Over 5 million American citizens are suffering from fibromyalgia, which is a chronic pain disorder that affects the musculoskeletal system.
Individuals afflicted with this ‘invisible illness’ will frequently experience highly painful flare-ups in their joints and muscles. While this chronic pain disorder does not have a definitive cure, there are some ways of managing stress-related flareups.
As anyone who is suffering from fibromyalgia knows, you must become familiar with the triggers that bring on painful flareups. Identifying these triggers is the first step in learning how to effectively manage your fibromyalgia.
One of the most typical triggers of fibromyalgia flares is stress.
It is commonly known that the experience of stress for prolonged periods will have tremendous negative effects on your health. It can lead to strokes and heart attacks. Many fibromyalgia patients report stress-related fibro flares that are even more pernicious than flareups triggered by temperature changes, hormonal changes, lack of sleep, traveling and general overexertion.
What makes stress such a insidious trigger is that it is frustratingly difficult to manage. Whereas some triggers like weather changes can pass in a couple days, your stressful reactions are much more deeply ingrained and difficult to predict and manage.
Exercising is known to promote mental health. It is effective for decreasing anxiety and stress. While the pain symptoms of fibromyalgia, including fatigue, can often prevent you from exercising as much as you need to, it is still crucial to your well-being.
Bathing in warm water can actually decrease stress hormone secretion while also boosting endorphin levels. The heat is also effective for using muscle tension, which is something a fibromyalgia patient often suffers from.
Practicing daily meditation can be an effective way of overcoming or, at least, helping to manage, the experience of pain. If you are new to meditation, there are many great websites and YouTube videos that will walk you through how to begin.
Many therapists are trained to help individuals suffering from chronic pain conditions. A therapist trained in cognitive behavioral therapy is also equipped to help you manage your reaction to stressful events. Once you learn how to manage your reactions to stress, it is likely that you will decrease in significance and frequency the number of stress-related fibromyalgia flareups.

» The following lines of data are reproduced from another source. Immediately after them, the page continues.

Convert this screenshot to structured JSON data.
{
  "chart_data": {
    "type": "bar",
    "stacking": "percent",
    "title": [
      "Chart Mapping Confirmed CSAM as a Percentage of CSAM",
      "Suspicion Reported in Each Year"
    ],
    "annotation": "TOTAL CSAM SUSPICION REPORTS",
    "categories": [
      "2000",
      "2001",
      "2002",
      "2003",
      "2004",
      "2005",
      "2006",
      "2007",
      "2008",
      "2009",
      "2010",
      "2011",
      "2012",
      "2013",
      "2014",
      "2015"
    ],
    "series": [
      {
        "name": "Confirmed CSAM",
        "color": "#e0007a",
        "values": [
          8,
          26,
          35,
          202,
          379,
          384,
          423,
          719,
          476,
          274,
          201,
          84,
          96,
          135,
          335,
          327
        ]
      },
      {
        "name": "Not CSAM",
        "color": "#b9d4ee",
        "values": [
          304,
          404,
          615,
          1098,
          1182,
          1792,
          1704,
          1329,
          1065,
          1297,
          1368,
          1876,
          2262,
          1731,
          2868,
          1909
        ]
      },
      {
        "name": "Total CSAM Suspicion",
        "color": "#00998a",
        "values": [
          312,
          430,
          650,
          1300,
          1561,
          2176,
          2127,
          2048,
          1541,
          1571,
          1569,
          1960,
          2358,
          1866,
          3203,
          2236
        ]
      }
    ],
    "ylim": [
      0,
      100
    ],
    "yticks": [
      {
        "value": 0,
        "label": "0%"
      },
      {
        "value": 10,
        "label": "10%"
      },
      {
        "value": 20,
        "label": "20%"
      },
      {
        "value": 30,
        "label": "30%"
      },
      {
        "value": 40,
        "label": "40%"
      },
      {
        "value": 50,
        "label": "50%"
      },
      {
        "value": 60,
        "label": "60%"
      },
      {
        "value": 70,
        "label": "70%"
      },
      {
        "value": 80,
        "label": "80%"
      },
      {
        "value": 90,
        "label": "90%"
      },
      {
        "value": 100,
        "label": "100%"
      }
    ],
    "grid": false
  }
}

It has long been known that the healthy night’s sleep is effective for reducing stress. This can be a bit of a catch-22, however, because many fibromyalgia sufferers also experience sleep difficulties. When you begin to sleep better, you will have less stress, and if you have less stress will likely be able to fall asleep easier.
While stress does not cause fibromyalgia it does have the potential to worsen its symptoms. If you feel that stress is making your flareups worse or more frequent, you may consider trying some of the relaxation strategies we listed above.